The overall conclusion of the FFM was that “a series of violations of international law, including international humanitarian and human rights law were committed by the Israeli forces” and that, the victims of those violations have a right to an effective remedy.
About the only point of agreement between the two reports – therefore the only established finding of fact – is that Israel used excessive and unnecessary violence against passengers.
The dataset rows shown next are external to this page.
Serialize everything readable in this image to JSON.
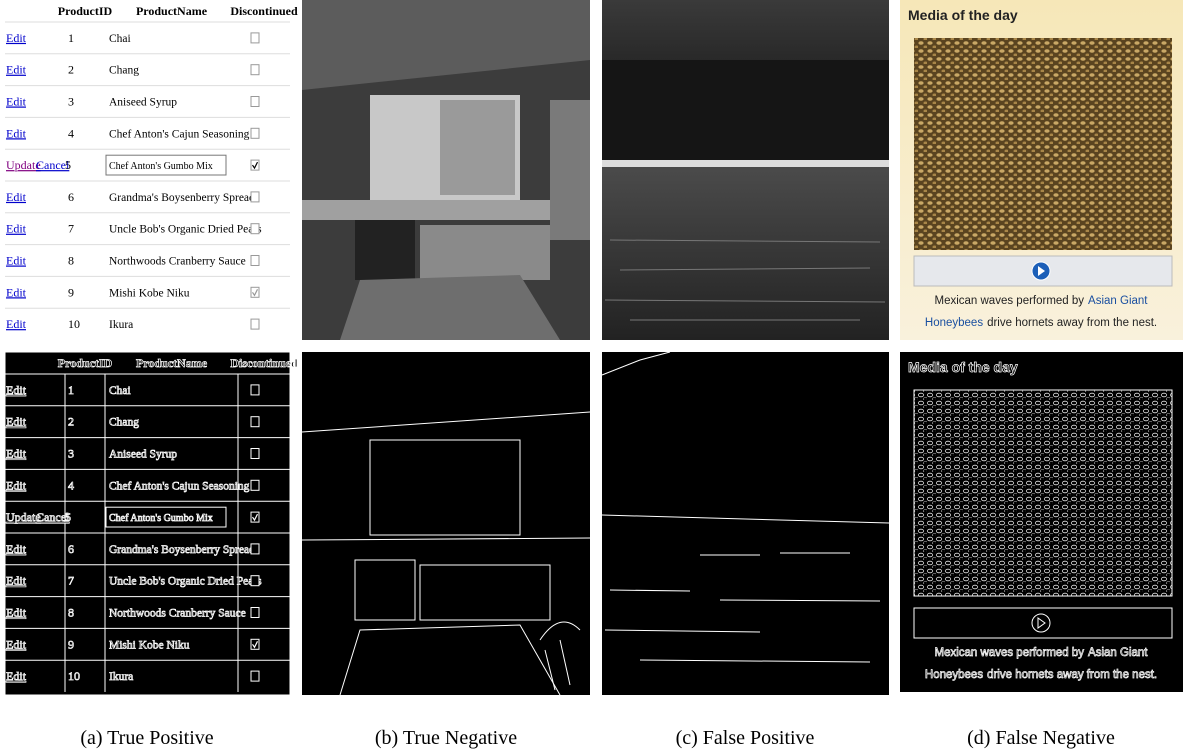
{
  "table": {
    "header": [
      "ProductID",
      "ProductName",
      "Discontinued"
    ],
    "rows": [
      {
        "actions": [
          "Edit"
        ],
        "id": 1,
        "name": "Chai",
        "discontinued": false
      },
      {
        "actions": [
          "Edit"
        ],
        "id": 2,
        "name": "Chang",
        "discontinued": false
      },
      {
        "actions": [
          "Edit"
        ],
        "id": 3,
        "name": "Aniseed Syrup",
        "discontinued": false
      },
      {
        "actions": [
          "Edit"
        ],
        "id": 4,
        "name": "Chef Anton's Cajun Seasoning",
        "discontinued": false
      },
      {
        "actions": [
          "Update",
          "Cancel"
        ],
        "id": 5,
        "name": "Chef Anton's Gumbo Mix",
        "discontinued": true,
        "editing": true
      },
      {
        "actions": [
          "Edit"
        ],
        "id": 6,
        "name": "Grandma's Boysenberry Spread",
        "discontinued": false
      },
      {
        "actions": [
          "Edit"
        ],
        "id": 7,
        "name": "Uncle Bob's Organic Dried Pears",
        "discontinued": false
      },
      {
        "actions": [
          "Edit"
        ],
        "id": 8,
        "name": "Northwoods Cranberry Sauce",
        "discontinued": false
      },
      {
        "actions": [
          "Edit"
        ],
        "id": 9,
        "name": "Mishi Kobe Niku",
        "discontinued": true
      },
      {
        "actions": [
          "Edit"
        ],
        "id": 10,
        "name": "Ikura",
        "discontinued": false
      }
    ]
  },
  "media": {
    "title": "Media of the day",
    "caption": [
      {
        "text": "Mexican waves performed by",
        "link": false
      },
      {
        "text": "Asian Giant",
        "link": true
      },
      {
        "text": "Honeybees",
        "link": true
      },
      {
        "text": "drive hornets away from the nest.",
        "link": false
      }
    ]
  },
  "captions": [
    "(a) True Positive",
    "(b) True Negative",
    "(c) False Positive",
    "(d) False Negative"
  ]
}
Israel’s decision to board the vessels with such substantial force, causing loss of life and injuries, was, in the words of the Palmer/Uribe Panel “excessive and unreasonable,” “unacceptable.” However, the Panel simply expressed its dismay at Israel’s inability to provide “adequate explanation” for the nine deaths or and its failure to explain, “why force was used to the extent that it produced such high levels of injury.” The FFM, on the other hand, finding it “difficult not to conclude that once the order to use live fire had been given, no one was safe,” concluded that “there is clear evidence to support prosecutions of the following crimes: wilful killing; torture or inhuman treatment; wilfully causing great suffering or serious injury to body or health.”
The Palmer/Uribe Panel found that “[t]here was significant mistreatment of passengers by Israeli authorities after the take-over of the vessels had been completed through until their deportation.” The FFM determined that the treatment of passengers on board the Mavi Marmara, and in certain instances on the other vessels and later in detention by the Israeli military and police personnel “amounted to cruel, inhuman and degrading treatment,” and constituted criminal behaviour.
Israeli guns and inhuman treatment did not deter us; misguided condemnation by politically-motivated UN reports will not either. In conclusion, we reject the recommendation of the Palmer/Uribe Panel that “all humanitarian missions wishing to assist the Gaza population should do so through established procedures and the designated land crossings in consultation with the Government of Israel and the Palestinian Authority.”
Freedom cannot come to Gaza through established Israeli procedures.